Şimdi, ana akım muhalefet seçim yenilgisi sonrası artık sürdürülebilir olmayan liberalizm ile kontrol edemediği milliyetçilik arasında sıkışmış durumda. Bunlardan ilki bir dizi yanıltıcı beklenti ve umuda dayanıyor: Türkiye için AB’ye üyelik, Orta Doğu için Amerikan Barışı (Pax Americana) ve ucuz krediye dayanan yerel bir ekonomik model. Türkiye’nin en müreffeh on yıllık dönemi olan 2000’ler, Batı’dan gelen sıcak para, yüksek seviyelerdeki kamu borcu ve özel borçlara dayanıyordu. Batı’daki faiz artışlarını takiben küresel para akışları ciddi anlamda yavaşladığında bu model sürdürülemez bir hale geldi. AKP’nin 2010’lu yıllardaki milliyetçi dönüşü bu değişimlere bir yanıttı. Savaş endüstrileri ve ithal ikameci politikaları, bir yandan Batı’ya diğer yandan Kürtlere karşı aleni sövgü için maddi temel sağladı. Ana akım muhalefetin milliyetçiliği benzer bir maddi temel olmadan kulağa boş geliyor.

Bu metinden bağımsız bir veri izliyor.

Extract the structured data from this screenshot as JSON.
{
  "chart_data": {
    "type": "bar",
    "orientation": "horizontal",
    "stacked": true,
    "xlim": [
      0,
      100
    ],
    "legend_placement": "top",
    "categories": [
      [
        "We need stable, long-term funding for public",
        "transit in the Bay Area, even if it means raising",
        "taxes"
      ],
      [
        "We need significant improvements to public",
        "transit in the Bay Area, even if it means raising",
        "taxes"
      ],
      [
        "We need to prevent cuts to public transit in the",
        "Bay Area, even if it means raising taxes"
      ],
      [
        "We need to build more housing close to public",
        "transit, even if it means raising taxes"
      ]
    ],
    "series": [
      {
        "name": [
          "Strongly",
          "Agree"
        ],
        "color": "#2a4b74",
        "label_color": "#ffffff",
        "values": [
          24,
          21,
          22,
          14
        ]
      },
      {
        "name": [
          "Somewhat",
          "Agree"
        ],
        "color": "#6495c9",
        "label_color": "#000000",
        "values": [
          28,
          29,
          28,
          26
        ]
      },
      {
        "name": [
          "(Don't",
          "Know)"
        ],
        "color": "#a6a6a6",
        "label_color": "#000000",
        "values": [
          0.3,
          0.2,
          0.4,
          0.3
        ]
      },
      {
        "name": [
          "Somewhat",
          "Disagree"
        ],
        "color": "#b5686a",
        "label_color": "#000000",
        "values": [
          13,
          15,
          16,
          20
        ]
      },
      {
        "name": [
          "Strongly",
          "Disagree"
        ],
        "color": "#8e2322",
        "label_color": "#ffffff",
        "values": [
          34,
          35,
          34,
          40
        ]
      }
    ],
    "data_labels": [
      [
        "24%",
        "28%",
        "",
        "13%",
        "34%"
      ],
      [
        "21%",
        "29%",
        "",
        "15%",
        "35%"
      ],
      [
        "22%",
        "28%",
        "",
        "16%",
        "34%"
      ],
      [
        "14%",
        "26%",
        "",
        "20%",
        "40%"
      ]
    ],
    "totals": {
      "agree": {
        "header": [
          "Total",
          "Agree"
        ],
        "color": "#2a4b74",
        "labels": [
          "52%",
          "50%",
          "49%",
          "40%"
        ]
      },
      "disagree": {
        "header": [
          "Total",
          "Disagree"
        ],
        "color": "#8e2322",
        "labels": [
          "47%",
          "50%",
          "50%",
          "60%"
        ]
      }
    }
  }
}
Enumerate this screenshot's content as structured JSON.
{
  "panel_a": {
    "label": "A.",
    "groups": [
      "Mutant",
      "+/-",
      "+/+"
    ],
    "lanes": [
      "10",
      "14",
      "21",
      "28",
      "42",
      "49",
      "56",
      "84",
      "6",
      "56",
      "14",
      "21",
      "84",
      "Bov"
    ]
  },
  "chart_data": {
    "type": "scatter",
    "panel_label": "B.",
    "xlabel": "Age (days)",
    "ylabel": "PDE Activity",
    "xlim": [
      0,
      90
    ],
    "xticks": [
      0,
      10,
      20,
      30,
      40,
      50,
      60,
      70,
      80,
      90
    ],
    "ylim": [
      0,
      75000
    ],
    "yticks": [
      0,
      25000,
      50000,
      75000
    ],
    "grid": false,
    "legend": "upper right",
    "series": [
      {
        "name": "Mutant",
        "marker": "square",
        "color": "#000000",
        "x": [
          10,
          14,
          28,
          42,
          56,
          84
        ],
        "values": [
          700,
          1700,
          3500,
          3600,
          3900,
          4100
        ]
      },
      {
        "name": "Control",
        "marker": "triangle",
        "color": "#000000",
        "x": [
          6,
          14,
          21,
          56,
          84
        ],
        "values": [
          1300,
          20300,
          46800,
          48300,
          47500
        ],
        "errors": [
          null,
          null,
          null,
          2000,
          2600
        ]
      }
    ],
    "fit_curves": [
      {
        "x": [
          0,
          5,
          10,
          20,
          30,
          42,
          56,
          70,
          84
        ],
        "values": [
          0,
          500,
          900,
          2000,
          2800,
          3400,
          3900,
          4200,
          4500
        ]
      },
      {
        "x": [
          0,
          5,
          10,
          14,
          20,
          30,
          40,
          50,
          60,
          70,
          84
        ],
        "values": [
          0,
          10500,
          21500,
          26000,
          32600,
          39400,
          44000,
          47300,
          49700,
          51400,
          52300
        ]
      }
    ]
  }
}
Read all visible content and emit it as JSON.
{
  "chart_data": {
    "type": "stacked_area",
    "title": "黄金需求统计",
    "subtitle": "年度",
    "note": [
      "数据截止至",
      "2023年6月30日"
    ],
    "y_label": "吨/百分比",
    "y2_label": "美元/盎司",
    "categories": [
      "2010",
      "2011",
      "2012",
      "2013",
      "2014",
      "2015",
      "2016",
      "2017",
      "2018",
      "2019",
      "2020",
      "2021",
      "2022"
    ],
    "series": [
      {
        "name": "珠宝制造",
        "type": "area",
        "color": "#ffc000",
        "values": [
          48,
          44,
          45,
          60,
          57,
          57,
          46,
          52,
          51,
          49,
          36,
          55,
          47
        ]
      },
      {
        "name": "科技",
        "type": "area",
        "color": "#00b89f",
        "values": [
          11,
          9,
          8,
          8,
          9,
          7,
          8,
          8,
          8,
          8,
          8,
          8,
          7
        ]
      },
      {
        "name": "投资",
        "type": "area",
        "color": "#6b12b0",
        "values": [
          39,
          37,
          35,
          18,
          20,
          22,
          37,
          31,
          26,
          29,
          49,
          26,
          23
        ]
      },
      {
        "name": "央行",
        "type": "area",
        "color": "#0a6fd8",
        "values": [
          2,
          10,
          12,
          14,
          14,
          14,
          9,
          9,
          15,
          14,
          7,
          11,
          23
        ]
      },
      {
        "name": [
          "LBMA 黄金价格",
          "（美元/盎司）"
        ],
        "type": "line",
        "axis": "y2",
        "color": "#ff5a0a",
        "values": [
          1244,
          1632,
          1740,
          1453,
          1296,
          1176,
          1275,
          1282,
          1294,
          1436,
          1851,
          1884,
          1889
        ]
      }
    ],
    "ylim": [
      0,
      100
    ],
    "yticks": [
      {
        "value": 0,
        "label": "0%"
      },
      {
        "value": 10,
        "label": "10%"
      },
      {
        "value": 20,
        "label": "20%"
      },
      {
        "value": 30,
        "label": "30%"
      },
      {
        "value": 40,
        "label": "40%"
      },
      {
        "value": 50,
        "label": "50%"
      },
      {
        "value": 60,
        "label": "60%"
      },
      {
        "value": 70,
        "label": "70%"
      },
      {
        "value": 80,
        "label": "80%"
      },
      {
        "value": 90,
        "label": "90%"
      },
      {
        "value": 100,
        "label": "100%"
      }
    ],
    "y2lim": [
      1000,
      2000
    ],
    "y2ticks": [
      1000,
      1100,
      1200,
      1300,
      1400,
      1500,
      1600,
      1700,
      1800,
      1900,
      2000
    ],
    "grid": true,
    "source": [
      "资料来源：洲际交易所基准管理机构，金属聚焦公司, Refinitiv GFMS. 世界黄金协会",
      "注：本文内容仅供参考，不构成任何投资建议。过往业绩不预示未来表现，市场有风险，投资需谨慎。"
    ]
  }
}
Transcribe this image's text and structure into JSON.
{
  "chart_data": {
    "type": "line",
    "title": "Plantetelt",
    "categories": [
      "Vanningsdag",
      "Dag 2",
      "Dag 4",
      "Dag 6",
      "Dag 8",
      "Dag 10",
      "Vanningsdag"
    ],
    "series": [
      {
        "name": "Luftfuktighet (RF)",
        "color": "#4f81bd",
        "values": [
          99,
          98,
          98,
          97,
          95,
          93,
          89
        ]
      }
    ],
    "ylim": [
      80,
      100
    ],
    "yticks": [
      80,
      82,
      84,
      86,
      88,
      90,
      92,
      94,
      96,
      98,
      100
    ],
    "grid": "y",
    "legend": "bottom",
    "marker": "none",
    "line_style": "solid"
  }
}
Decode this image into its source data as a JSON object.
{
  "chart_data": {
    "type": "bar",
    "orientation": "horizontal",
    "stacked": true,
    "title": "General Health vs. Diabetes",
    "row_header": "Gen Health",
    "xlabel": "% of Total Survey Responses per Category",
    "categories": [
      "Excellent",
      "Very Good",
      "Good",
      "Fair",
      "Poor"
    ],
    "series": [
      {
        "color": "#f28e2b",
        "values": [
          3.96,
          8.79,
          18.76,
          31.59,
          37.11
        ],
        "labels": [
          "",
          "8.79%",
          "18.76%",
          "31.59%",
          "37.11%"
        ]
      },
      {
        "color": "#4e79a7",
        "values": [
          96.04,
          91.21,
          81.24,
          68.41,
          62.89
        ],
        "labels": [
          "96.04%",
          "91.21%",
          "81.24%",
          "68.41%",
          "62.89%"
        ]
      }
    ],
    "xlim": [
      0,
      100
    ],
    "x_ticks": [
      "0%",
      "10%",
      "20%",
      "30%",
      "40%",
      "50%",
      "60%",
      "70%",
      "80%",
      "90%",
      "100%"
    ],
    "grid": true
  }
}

Seçimin ikinci turundan önce hükümetin Kürt karşıtı söylemiyle boy ölçüşemeyeceğini fark etti ve Suriyeli karşıtı duygulardan yararlanmaya çabaladı. Fakat bu hamle rejimin milliyetçi vesikası olmadan asla başarılı olmayacaktı. Aşırı sağcı duyguları daha da doğallaştırmak ve Erdoğancılığın ideolojik temellerini güçlendirmekten başka işe yaramadı.
NE YAPMALI?
Türkiye’nin önündeki soru şu: Geçmişten ziyade geleceğe dönük, liberal veya milliyetçi olmayan bir alternatif inşa etme umudu var mı? Erdoğan’ın üçüncü döneminde ihracata yönelik milliyetçiliği ucuz işgücü sömürüsünün şiddetlenmesine bağlı olacak. Teorik olarak bu, tüm ana akım siyasi partiler tarafından uzun zamandır göz ardı edilen alt sınıfları örgütlemek için bir fırsat yaratabilir. Erdoğan karşıtı güçler hükümetin dışlayıcı politikalarını taklit etmek yerine hem işçileri hem Kürtleri koalisyonlarına katmaya çalışabilir. İşbaşındakileri milliyetçilik konusunda alt edemediğini gören muhalefet bunun yerine Kürt hareketini ‘kabul edilebilir’ siyaset alanına getirmeyi amaçlayabilir. Erdoğan’ın otoriter popülizmi ile mücadelede orta sınıflara, bürokratlara ve ‘uzmanlara’ şimdiye dek fazlasıyla bel bağladılar. 2023’teki tarihi yenilgi, varlığını sürdürebilen herhangi bir muhalefetin daha geniş bir taban inşa etmesi zorunluluğunu işaret ediyor.
*Prof. Dr., Berkeley Üniversitesi öğretim üyesi, sosyolog.
Bu yazı ilk olarak 31 Mayıs 2023 tarihinde Newleftreview.org sitesinde "Erdoğan’s Resilience" başlığıyla yayınlandı.